To whom this may concern,
In February 2018 I admitted myself into the Deer Hollow Recovery & Wellness Program after being highly involved in 5 officer-involved shootings within two months. I’ve been a police officer for a little over four years and currently work in Washington State. I heard about Deer Hollow after one of our officers and good friend of mine admitted himself after a shooting we had. He came back a completely different person, and I had never seen him smile as much as he did before he went into Deer Hollow.
I told myself that was where I wanted to be again, and I knew I was going to need help getting there. I told my friend I wanted to go to Deer Hollow and get help. The next day I got a call from Deer Hollow’s admitting staff, who asked me my story, and within the next week my flight was booked, and I was off to Utah. As I got to the residential facility, I walked into this giant four-story home at the top of a snow-covered mountain with the attitude of “I’m just going to do my 30 and get out of here”. I had the mindset that I wasn’t going to make any friends, and I wasn’t going to get close to anyone, but I was so wrong.
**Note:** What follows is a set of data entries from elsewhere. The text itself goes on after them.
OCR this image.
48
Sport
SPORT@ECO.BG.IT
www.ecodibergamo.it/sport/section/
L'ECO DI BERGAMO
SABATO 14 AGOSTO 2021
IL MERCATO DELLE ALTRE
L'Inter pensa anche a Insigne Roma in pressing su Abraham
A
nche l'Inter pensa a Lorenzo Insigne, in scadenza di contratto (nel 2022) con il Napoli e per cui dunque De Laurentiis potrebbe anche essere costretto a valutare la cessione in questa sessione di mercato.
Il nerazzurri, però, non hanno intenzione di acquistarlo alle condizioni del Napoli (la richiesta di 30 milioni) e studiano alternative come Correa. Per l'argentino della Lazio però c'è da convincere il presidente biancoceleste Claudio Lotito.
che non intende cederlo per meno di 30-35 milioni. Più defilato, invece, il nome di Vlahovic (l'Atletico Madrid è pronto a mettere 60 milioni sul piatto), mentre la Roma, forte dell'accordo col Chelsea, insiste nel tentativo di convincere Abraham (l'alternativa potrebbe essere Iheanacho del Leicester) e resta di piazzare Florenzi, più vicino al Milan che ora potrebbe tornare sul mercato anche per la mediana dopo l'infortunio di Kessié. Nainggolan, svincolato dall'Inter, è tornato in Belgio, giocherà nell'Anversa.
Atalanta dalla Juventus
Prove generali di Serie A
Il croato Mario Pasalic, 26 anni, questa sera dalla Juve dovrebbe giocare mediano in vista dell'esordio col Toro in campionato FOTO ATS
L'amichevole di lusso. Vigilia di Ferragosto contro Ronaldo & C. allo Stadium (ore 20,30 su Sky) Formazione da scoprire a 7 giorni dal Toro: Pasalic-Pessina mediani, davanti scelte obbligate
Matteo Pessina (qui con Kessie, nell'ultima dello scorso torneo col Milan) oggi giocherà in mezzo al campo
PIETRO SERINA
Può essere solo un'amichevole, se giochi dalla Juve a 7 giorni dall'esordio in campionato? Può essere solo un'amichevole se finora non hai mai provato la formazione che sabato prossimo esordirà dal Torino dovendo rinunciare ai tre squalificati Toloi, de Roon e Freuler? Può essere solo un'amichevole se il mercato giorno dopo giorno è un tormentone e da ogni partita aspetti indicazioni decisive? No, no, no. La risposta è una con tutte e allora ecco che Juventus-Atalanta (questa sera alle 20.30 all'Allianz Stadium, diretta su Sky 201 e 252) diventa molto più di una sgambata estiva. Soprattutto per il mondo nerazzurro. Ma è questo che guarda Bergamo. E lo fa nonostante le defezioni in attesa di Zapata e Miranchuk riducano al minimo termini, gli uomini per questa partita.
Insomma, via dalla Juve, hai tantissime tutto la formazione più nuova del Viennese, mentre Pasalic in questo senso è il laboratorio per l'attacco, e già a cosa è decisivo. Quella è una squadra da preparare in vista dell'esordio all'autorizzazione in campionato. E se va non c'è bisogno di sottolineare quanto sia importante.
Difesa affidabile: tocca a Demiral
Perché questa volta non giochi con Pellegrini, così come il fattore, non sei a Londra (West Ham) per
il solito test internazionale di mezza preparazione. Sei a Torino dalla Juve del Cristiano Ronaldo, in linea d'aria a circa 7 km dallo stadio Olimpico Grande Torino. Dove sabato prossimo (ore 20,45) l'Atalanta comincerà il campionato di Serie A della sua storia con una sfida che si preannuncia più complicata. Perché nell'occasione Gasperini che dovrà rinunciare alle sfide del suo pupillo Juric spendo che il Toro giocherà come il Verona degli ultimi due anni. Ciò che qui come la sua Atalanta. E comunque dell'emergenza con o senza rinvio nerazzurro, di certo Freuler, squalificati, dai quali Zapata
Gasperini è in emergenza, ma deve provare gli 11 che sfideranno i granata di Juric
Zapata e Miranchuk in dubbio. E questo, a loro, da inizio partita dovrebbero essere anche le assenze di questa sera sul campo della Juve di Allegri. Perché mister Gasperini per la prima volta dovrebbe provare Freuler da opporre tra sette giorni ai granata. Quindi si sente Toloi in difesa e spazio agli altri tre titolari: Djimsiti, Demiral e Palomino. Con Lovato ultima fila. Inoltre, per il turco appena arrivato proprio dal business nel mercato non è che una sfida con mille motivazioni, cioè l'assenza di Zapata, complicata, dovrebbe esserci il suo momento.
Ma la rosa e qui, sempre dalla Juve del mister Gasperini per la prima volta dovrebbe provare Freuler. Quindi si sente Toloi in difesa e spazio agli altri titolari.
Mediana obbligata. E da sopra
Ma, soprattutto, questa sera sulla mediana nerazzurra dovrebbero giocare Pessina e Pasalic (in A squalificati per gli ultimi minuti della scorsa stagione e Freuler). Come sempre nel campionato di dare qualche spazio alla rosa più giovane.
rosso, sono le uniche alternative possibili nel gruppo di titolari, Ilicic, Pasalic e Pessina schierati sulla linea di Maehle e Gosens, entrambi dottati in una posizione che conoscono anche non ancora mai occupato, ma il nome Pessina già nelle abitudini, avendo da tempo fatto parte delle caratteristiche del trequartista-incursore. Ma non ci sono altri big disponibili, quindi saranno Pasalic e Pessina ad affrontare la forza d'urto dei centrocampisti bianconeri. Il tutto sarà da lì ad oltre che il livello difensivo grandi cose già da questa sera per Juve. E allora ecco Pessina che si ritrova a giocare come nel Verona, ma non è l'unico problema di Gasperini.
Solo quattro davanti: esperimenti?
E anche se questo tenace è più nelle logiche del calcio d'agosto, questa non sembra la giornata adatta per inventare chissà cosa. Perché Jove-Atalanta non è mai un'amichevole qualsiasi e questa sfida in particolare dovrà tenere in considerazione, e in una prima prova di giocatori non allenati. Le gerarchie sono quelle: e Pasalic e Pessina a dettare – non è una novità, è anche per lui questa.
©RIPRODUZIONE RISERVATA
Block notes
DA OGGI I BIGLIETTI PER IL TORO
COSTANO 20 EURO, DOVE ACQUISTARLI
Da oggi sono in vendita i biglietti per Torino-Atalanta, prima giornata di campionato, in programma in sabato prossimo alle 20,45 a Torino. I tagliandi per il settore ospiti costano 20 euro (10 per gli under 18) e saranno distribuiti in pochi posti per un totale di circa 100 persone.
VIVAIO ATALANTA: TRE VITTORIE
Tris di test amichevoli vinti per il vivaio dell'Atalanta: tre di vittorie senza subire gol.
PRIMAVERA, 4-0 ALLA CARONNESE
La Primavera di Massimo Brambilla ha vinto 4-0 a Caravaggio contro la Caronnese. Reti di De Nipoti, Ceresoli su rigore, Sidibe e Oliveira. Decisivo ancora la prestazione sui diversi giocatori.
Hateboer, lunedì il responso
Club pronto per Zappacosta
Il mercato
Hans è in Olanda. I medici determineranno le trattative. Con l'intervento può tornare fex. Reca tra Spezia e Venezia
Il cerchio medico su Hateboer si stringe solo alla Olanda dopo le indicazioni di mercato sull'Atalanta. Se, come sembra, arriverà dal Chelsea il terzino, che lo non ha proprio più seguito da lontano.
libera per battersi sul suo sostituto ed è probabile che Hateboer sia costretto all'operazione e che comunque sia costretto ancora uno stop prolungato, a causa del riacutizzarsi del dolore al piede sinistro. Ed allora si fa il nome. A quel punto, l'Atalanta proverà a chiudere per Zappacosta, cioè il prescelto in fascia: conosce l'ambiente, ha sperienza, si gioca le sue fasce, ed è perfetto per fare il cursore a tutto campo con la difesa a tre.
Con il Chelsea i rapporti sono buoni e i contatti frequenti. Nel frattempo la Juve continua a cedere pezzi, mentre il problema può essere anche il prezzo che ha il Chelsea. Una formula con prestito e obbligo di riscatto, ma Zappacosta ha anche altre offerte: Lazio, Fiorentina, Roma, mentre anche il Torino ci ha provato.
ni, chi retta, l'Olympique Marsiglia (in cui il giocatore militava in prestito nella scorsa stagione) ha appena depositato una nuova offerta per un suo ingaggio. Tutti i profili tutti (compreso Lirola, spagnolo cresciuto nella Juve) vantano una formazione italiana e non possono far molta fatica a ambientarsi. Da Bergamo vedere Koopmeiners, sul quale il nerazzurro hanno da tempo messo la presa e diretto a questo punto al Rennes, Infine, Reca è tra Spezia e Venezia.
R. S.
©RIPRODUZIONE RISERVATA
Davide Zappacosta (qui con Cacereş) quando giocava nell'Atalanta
I walked in being judgemental because I was going to be sharing this massive house with a bunch of druggies and alcoholics. I spent my first night alone, and the next day they told me I was getting a roommate who was coming out of detox. I instantly thought “this chick better not steal my shit.” I saw people who did drugs as less than me and that it was their fault for getting themselves into the position they were in, but I got put in my place after hearing my roommates story. The things she has gone through in her life that caused her to start drugs and continue to do the drugs, so she didn’t have to feel the pain and suffering she went through in the past opened my eye. That’s when it hit me; she’s just like me. She went through all these traumas but went a different path than me on how to handle it. It made me think in a different perspective of how I view people who do drugs or alcohol, especially at work. I came out of Deer Hollow with a whole new look on life and a whole new way of treating people at work. Making sure they’re given the compassion they deserve because I have no idea what has happened in their life or what caused them to go down this path. Making sure no one else treats these poor people like crap just because their only outlets they found were drugs or alcohol. These people are human too, and they need help more than anyone else. I left Deer Hollow promising to make a difference and lead the way of how everyone should be treated when he or she deserves it. I made the promise never to go back to that negativity and live a happier lifestyle.
I walked out of that house gaining my life back and the tools to continue it. I gained lifelong friends, and my roommate became my best friend I’ll hold close to my heart for the rest of my life. I got through the emotional pain I have been holding onto and with help concurred one of the hardest things I’ve ever had to do in my entire life. My life has been forever changed for the better personally and professionally. Deer Hollow saved my life, and I will be forever grateful for the opportunities I was given. As a police officer or first responder the stigma is if we ask for help we are weak, but asking for help is the most courageous thing anyone can admit to.
I’d refer anyone who is a first responder to get the amazing experience I got from Deer Hollow. Their clinical staff is incredible, and everyone involved in the facility genuinely knows what they are doing on how to help people gain control of their lives again. Don’t be afraid to ask for help, and when you do go to the best.